Jesus, Please Come
Updated: Aug 2, 2021
The past couple of years have not been easy for me, granted I have not gone through what many people have, but I am not comparing my pain to theirs I am simply saying that it was painful for me. And in that pain, it is hard for me to count the times I wished that either, the Lord would come back or He would take me out of the pain that I was feeling. I can see how right now a lot of people are pained by the things that are going on the world, especially right now, and how many of them wish that the Lord would just take them to glory.
But, recently I have been questioning if this really is the right response. If I am going through something that is unpleasant or hard should I just wish it away? I feel like often times when I was in a difficult situation (granted not like what is happening today) the Lord never took me out of those situations. Now, looking back to all the times I wish that pain would have ended before it began, I can see how my relationship with the Lord is so much stronger because I was in that situation.

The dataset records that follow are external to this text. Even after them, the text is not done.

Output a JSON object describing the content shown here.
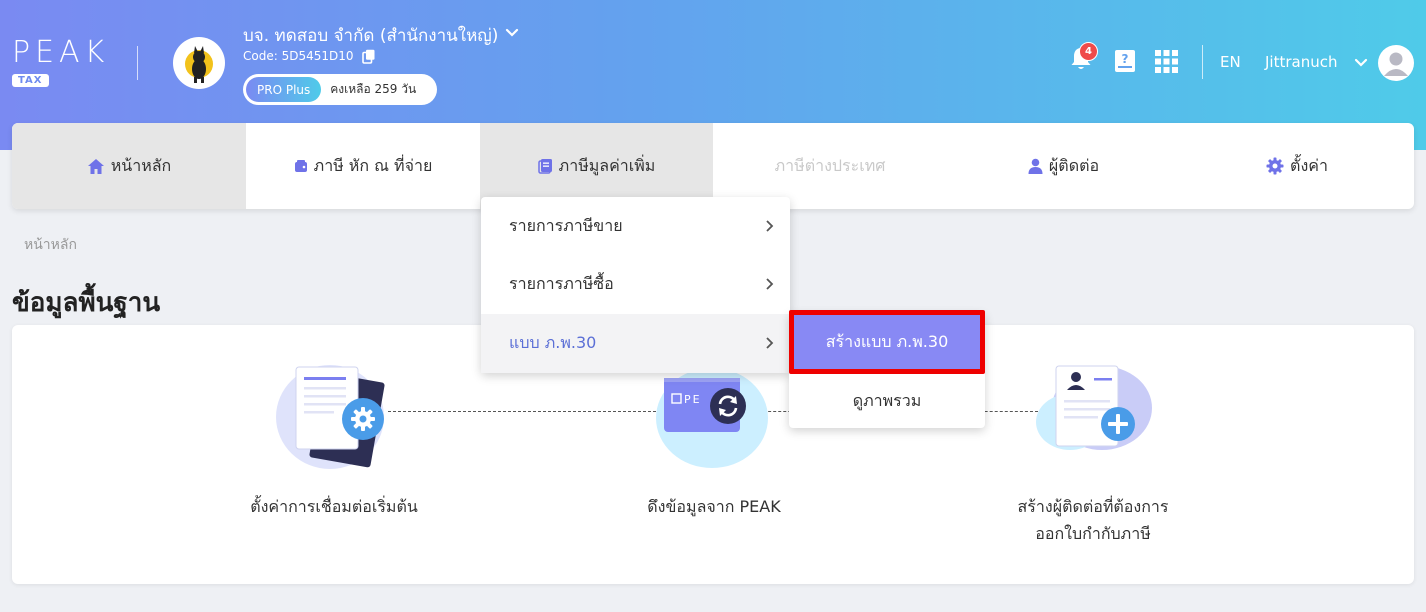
{
  "brand": {
    "logo_text": "PEAK",
    "logo_sub": "TAX"
  },
  "company": {
    "name": "บจ. ทดสอบ จำกัด (สำนักงานใหญ่)",
    "code": "Code: 5D5451D10",
    "plan": "PRO Plus",
    "remaining": "คงเหลือ 259 วัน"
  },
  "header": {
    "notification_count": "4",
    "language": "EN",
    "username": "Jittranuch"
  },
  "nav": {
    "items": [
      {
        "label": "หน้าหลัก",
        "icon": "home-icon",
        "state": "active"
      },
      {
        "label": "ภาษี หัก ณ ที่จ่าย",
        "icon": "wallet-icon",
        "state": "normal"
      },
      {
        "label": "ภาษีมูลค่าเพิ่ม",
        "icon": "document-icon",
        "state": "active"
      },
      {
        "label": "ภาษีต่างประเทศ",
        "icon": "",
        "state": "disabled"
      },
      {
        "label": "ผู้ติดต่อ",
        "icon": "user-icon",
        "state": "normal"
      },
      {
        "label": "ตั้งค่า",
        "icon": "gear-icon",
        "state": "normal"
      }
    ]
  },
  "dropdown": {
    "items": [
      {
        "label": "รายการภาษีขาย"
      },
      {
        "label": "รายการภาษีซื้อ"
      },
      {
        "label": "แบบ ภ.พ.30"
      }
    ],
    "submenu": {
      "create": "สร้างแบบ ภ.พ.30",
      "overview": "ดูภาพรวม"
    }
  },
  "page": {
    "breadcrumb": "หน้าหลัก",
    "title": "ข้อมูลพื้นฐาน",
    "steps": [
      {
        "label": "ตั้งค่าการเชื่อมต่อเริ่มต้น"
      },
      {
        "label": "ดึงข้อมูลจาก PEAK"
      },
      {
        "label_line1": "สร้างผู้ติดต่อที่ต้องการ",
        "label_line2": "ออกใบกำกับภาษี"
      }
    ]
  },
  "colors": {
    "accent": "#8889f4",
    "highlight_border": "#ee0000",
    "notification": "#ef4b4b",
    "nav_active": "#e6e6e6"
  }
}
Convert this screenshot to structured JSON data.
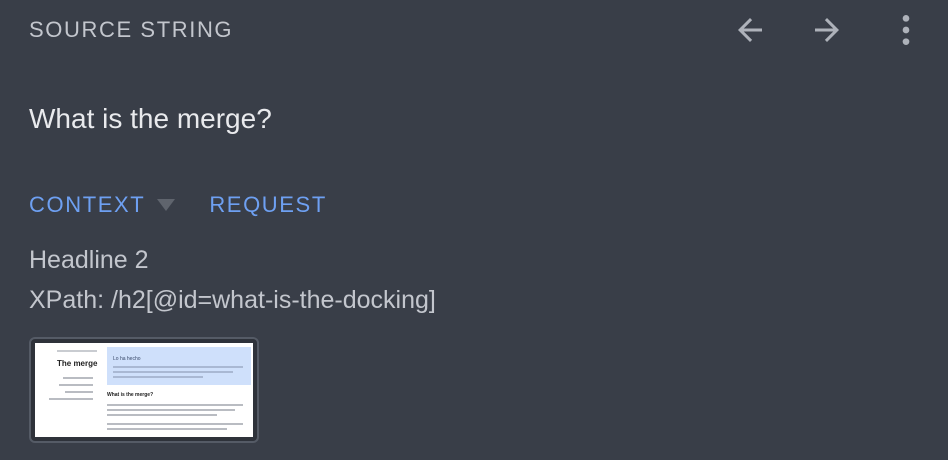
{
  "header": {
    "title": "SOURCE STRING",
    "icons": {
      "back": "arrow-left-icon",
      "forward": "arrow-right-icon",
      "menu": "more-vert-icon"
    }
  },
  "source": {
    "text": "What is the merge?"
  },
  "tabs": [
    {
      "label": "CONTEXT",
      "has_dropdown": true
    },
    {
      "label": "REQUEST",
      "has_dropdown": false
    }
  ],
  "context": {
    "element_type": "Headline 2",
    "xpath": "XPath: /h2[@id=what-is-the-docking]"
  },
  "thumbnail": {
    "page_title": "The merge",
    "banner_title": "Lo ha hecho",
    "section_heading": "What is the merge?"
  },
  "colors": {
    "background": "#393e48",
    "accent": "#6ea0f2",
    "muted_text": "#c3c6cd",
    "primary_text": "#e9eaed"
  }
}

The phrase I have heard countless times since March of this year is the Lord is coming soon or Lord, please come today! and although I know it is a definite possibility that He may come back today or tomorrow, or even 50 years from now, I think I need a different mindset. What if being here on the earth during this time is a blessing? How many other Christians do I know that went through very difficult situations and are now known as some of the greatest Christians in History?
So, I have purposed to stop saying "Lord, please come back today and take me away from the people on earth and their problems." but instead, I pray the Lord helps me say, "Lord, please come and teach me how to walk with you in a way that brings the people in the world to their knees and surrender their problems to you." I don't want to waste the time that the Lord has given me here on this earth wishing that I wasn't in it because if I am honest with myself the only reason I want to be in Heaven is to be with Him and He already said He is with me here. So, if He is already with me, I might as well live this life with Him, and then when it is time, live with Him forever there too.
But in this, I also remember that this is the only time in forever that I will be able to have this kind of relationship with Him, where I can't see Him, but have to believe He is there, and where I have to trust Him with faith believing that He is not going to let me down even though sometimes it is hard to believe. This relationship with Him might be harder than the relationship I will have with Him in Heaven, but I think it is totally worth it and every second I spend with Him here, will make being with Him there so much more special.